自分のペースで繰り返し学べることが、心からの「分かった!」を引き出す

― 不登校の子どもたちは、実際どのように『スタディサプリ』を活用しているのですか。

河村: 自分の興味や関心にあわせて授業動画を選んで視聴できるスタイルが、不登校の子どもたちには受け入れてもらいやすいです。1本の授業動画も5分~10分程度と集中力を切らさずに見ることができるサイズ。単元の内容をコンパクトに理解できるので、「次の動画も見てみよう」「演習問題を解いてみよう」と自立的に学ぼうとしている子どもが増えたと感じます。

また、動画だからこそ自分のペースで学べるのが良いですね。「分からないところは何度も見かえす」、「今の学年に関係なく、つまずいた時点までさかのぼって学び直す」といったことができる。不登校の子どもたちの中には、学校の授業で分からないことがあっても言い出せず、授業を苦痛に感じていた子もいます。そんな子どもが、自分が分かるまで授業動画を見て、「そういうことだったのか!」と心から納得をした瞬間に立ち会ったことがありました。理科の実験動画を見て、「自分もこの実験をやってみたい!」と目を輝かせた子もいます。学ぶことの楽しさ・面白さに触れる入口になっているようです。

森崎: 『スタディサプリ』では子どもたちの学習履歴データが取れるため、この情報を分析し支援や声かけにも役立てています。例えば、学習履歴から子どもたちの主体性の芽生えが読み取れること。初期段階では、自学年の単元をバラバラに視聴している程度ですが、主体性が育まれていくと不登校になった時点や学習空白期間の最初までさかのぼった学習が始まり、継続的に取り組むように。さらに主体性が高まると、今後を見据えた目的意識のある学びが増えていきます。例えば、「週に一度の保健室登校で担任の先生と話す時間が楽しみだから、先生の担当科目だけは先取りして勉強する」といった行動が出てくるようになる。このような学習の傾向から子どもの変化を読み解き、大人たちの支援の在り方の参考にしています。

また、年に一度の取り組みの評価の際には、子どもたちにアンケートを取っており、「自己肯定感」の高まりを測定。このアセスメントでは、「自分の得意・不得意に気付いた」という設問を用意しているのもポイントです。不登校になった原因は人それぞれですが、自分が得意だと言えるものが一つもなく、自信が持てないまま学校へ行けなくなってしまった子どもが少なくないのです。そこで、何か一つでもいいから得意な(好きな)科目を見つけてもらうのも、『スタディサプリ』で実現したいこと。一方で、得意だけでなく不得意を自覚することも大事だと思っています。社会に出れば、自分一人ではできないことにもたくさん直面するからこそ、「自分の不得意なことは周囲と協力する、教えてもらう」という発想も身に付けてほしいからです。

スタディサプリに取り組む前とくらべて

実施時期:2018年11月(リクルート調べ) 対象者:期間中にスタディサプリを利用した児童生徒 対象者人数:55名

リクルート社員も現場で直接支援。多様な大人が子どもに合った支援を実現する

― 河村さんは、リクルートのような民間企業が公的な教育機関に介在することをどう捉えていますか。

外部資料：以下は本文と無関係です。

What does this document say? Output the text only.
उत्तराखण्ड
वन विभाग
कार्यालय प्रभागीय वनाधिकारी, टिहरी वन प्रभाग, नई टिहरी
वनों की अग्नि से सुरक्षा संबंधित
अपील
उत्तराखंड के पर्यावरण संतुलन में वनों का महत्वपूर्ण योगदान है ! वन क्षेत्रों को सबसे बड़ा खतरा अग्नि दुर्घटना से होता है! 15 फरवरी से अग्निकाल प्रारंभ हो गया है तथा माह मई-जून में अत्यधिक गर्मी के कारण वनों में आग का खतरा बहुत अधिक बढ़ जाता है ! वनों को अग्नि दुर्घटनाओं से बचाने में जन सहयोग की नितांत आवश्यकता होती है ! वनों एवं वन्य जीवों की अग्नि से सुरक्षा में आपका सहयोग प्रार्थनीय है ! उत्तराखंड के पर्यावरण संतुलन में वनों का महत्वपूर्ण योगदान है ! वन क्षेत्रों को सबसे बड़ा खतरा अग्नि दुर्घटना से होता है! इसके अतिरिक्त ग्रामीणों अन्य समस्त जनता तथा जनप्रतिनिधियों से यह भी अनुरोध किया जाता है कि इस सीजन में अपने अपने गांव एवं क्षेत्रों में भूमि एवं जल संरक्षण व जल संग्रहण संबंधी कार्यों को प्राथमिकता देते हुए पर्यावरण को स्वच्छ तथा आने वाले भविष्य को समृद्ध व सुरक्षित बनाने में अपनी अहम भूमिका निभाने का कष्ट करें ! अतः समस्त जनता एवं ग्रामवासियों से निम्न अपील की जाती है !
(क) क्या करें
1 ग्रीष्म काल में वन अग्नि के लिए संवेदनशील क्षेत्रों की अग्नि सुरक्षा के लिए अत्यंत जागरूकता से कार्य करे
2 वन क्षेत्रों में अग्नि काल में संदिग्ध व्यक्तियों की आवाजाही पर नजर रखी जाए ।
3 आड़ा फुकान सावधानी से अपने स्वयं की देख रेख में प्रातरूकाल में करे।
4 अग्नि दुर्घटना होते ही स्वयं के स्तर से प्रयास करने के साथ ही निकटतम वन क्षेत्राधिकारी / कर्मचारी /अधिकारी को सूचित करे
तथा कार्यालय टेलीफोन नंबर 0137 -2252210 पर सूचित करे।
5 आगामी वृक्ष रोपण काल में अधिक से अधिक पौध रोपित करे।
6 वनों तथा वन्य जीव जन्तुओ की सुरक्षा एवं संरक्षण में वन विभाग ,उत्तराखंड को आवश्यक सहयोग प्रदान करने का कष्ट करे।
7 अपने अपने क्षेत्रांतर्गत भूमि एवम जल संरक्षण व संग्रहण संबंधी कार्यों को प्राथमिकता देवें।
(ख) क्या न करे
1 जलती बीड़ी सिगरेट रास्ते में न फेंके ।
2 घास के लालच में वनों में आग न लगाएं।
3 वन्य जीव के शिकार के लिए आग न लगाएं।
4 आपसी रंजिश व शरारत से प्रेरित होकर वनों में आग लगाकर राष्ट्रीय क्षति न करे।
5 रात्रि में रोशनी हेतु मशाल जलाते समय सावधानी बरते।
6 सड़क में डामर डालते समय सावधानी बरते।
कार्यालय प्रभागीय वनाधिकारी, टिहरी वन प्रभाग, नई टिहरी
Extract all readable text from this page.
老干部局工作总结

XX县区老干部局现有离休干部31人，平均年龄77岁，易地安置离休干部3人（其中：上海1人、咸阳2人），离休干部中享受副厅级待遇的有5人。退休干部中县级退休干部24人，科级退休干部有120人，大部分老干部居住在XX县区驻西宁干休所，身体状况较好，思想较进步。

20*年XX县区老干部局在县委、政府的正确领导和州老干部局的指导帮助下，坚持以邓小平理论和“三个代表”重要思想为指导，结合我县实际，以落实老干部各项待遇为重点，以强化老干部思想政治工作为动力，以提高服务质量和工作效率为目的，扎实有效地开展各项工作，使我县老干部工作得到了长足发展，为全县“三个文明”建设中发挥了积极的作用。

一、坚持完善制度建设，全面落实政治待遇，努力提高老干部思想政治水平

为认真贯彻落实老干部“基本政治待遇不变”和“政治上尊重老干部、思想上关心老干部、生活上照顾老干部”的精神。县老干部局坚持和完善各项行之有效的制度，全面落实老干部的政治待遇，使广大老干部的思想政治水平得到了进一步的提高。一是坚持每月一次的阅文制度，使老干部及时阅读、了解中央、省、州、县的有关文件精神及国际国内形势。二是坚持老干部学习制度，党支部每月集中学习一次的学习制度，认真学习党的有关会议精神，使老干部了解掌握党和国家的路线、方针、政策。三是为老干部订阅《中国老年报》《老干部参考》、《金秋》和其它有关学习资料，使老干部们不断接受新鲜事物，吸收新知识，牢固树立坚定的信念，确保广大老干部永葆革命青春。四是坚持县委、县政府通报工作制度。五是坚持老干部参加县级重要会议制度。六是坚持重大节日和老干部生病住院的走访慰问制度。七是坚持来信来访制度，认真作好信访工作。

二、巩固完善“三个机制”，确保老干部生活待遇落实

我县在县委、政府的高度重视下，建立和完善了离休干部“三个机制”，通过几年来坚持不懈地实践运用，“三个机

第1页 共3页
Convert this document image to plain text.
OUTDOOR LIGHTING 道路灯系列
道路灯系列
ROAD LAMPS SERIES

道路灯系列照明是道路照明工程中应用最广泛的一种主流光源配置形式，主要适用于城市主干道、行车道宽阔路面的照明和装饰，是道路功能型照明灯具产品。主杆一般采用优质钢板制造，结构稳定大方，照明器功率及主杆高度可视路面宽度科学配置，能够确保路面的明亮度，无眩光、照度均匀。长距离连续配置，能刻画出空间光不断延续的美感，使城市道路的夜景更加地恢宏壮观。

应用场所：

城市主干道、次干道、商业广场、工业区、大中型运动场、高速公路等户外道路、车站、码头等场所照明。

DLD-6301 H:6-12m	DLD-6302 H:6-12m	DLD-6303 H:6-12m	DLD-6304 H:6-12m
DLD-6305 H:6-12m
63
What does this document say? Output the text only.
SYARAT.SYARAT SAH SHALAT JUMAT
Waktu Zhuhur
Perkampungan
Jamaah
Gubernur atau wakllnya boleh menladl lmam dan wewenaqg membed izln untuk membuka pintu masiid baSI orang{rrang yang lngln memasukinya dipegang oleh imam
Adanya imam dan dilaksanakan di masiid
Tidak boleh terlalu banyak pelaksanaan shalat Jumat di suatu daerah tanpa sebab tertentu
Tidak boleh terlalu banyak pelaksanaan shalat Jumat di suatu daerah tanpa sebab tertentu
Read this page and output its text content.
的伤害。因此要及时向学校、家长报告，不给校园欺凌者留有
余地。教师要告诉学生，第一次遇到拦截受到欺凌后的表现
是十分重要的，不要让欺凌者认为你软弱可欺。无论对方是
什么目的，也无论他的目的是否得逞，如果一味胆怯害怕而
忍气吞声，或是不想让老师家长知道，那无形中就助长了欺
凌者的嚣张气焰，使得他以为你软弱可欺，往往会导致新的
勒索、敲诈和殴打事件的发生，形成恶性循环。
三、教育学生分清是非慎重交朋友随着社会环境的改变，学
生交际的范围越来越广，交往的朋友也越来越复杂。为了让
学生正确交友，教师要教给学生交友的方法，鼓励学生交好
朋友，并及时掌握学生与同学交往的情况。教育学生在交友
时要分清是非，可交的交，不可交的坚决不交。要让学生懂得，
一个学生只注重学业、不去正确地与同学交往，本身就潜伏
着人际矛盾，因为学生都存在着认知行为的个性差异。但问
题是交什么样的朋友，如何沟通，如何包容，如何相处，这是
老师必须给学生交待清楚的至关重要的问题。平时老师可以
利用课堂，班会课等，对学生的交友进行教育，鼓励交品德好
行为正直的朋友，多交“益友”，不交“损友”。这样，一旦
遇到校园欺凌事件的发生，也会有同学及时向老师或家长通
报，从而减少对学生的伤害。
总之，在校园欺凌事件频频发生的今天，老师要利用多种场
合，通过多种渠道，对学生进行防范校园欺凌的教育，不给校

河村: 我々だけでは難しい部分を、一緒になって実現してもらっていると感じます。特に、「なごやフレンドリーナウ」で子どもたちの教育支援を行う学習支援スタッフとして、リクルート社員の皆さんも現場にいるのが大きいですね。市の職員として働く相談員は、定年退職した元教員が中心。学習指導の経験は豊富なのですが、相手は学校という存在に拒否感を持っている子どもである場合も少なくなく、うまく馴染まない場合もあります。そういう場合に、良い意味で先生っぽくない姿勢で子どもたちに寄り添ってくれる存在がいるのは非常にありがたいですね。立場は違っても同じ気持ちで子どもに向き合ってくれるから、私が所長で着任したばかりの頃は市の職員とリクルート社員の見分けがつかないくらいでした。

森崎: 確かに、名古屋市での事業を委託いただく上では、『スタディサプリ』の機能よりもリクルートの従業員が常駐し、一緒に子どもたちの支援にあたることを評価いただいた側面が大きいと思います。リクルートのスタッフは必ずしも勉強を教えることを専門にしてきた人ではないけれど、「数学って難しいよね」なんて共感しながら子どもたちの頑張りに伴走するようなスタイルの人が多い。それぞれのバックグラウンドを生かして子どもに向き合える体制ができているのは、子どもたちが多様な大人(社会)とのつながりを持つ意味でも非常に意義があることだと思います。

河村: リクルートの皆さんが入ってくれたことで、子どもたちが伸び伸びと学んでいるケースが増えたように感じます。学校では分からないことを分からないと言えなかったかもしれないけれど、ここでは自分の分からないことにとことん向き合うための『スタディサプリ』や支援スタッフがいてくれる。分からないことが分かったときの楽しさって、学びの本質だと思います。職員の中にはいずれ学校現場に戻っていく者もおりますので、彼らにとっても非常に良い経験になっています。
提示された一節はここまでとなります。